Asked whether such an incident was likely to have happened to him in Malaysia, he was doubtful.
"Our country is well-organised and the police do their job more efficiently," he said.
Sympathetic members of the public donated thousands of pounds to a fund for him after footage of the attack was posted on YouTube.
But the student indicated he intended to give at least some of it away.
He said: "I think there's a lot of other victims that need help as well."
His mother, Maznah Abu Mansor, 47, and father, Rossli Harun, 49, thanked the British Government, media and "all those who were involved" for their help and support over the past days.
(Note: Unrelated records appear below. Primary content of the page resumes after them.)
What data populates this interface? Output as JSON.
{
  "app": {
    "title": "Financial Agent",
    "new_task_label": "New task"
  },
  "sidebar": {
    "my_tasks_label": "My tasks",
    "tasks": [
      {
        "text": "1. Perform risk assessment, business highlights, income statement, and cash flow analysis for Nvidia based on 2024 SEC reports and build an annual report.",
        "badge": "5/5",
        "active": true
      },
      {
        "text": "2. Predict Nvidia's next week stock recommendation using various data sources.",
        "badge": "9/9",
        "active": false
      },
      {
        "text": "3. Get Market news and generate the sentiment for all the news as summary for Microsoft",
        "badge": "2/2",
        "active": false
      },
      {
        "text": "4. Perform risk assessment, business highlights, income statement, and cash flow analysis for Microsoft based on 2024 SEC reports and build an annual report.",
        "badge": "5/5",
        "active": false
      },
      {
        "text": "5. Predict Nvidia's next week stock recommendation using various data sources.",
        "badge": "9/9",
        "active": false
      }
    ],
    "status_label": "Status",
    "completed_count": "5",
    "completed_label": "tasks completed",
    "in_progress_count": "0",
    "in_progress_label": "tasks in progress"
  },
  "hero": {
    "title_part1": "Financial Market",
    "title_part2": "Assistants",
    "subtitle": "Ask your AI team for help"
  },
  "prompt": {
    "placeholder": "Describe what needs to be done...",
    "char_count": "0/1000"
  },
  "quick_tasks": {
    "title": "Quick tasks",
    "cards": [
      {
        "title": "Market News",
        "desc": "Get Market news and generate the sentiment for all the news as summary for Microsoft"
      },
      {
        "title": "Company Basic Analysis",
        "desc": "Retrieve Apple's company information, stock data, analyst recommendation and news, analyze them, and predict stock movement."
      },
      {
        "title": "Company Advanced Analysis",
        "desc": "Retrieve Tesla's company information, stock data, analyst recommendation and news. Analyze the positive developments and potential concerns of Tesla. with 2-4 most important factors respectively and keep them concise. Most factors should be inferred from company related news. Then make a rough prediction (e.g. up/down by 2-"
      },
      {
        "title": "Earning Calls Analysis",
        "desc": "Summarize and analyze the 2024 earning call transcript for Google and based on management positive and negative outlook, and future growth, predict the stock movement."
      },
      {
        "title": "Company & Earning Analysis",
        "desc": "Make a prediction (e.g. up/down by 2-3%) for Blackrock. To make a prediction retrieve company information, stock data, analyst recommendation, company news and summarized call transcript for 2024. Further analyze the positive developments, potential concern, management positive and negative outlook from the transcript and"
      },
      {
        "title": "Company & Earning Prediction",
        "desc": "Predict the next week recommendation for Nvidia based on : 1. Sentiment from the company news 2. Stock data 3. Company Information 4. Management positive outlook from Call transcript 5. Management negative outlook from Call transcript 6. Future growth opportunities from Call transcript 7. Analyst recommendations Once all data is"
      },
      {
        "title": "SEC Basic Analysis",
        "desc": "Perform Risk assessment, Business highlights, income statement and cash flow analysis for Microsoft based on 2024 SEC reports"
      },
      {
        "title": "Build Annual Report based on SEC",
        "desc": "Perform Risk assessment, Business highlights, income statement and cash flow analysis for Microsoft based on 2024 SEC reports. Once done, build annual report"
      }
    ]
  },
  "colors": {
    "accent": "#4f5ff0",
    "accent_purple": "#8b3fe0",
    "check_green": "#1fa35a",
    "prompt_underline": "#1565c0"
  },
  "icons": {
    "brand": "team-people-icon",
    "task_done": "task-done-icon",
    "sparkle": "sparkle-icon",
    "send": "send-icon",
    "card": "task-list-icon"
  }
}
The couple, who flew to London from their home in the Malaysian state of Selangor at the weekend, said in a statement: "We sincerely hope that this kind of demonstration would not happen again in the streets of the UK for the sake of everyone's safety, and that such positive human values shown during the course of this event would continue all the time."
Ms Abu Mansor, a teacher, said she had been stunned when she heard of her son's attack, adding that she had viewed London as a safe place.
"Of course I was very shocked and so sad to hear it," she said.
Asked what he liked about Britain, where he plans to study accountancy at north London's Kaplan International College for two years, her son named the weather, the halal food and the mix of nationalities.
"I'm just happy being here," he said. "The very first moment I came here I was very excited. I'm really thankful."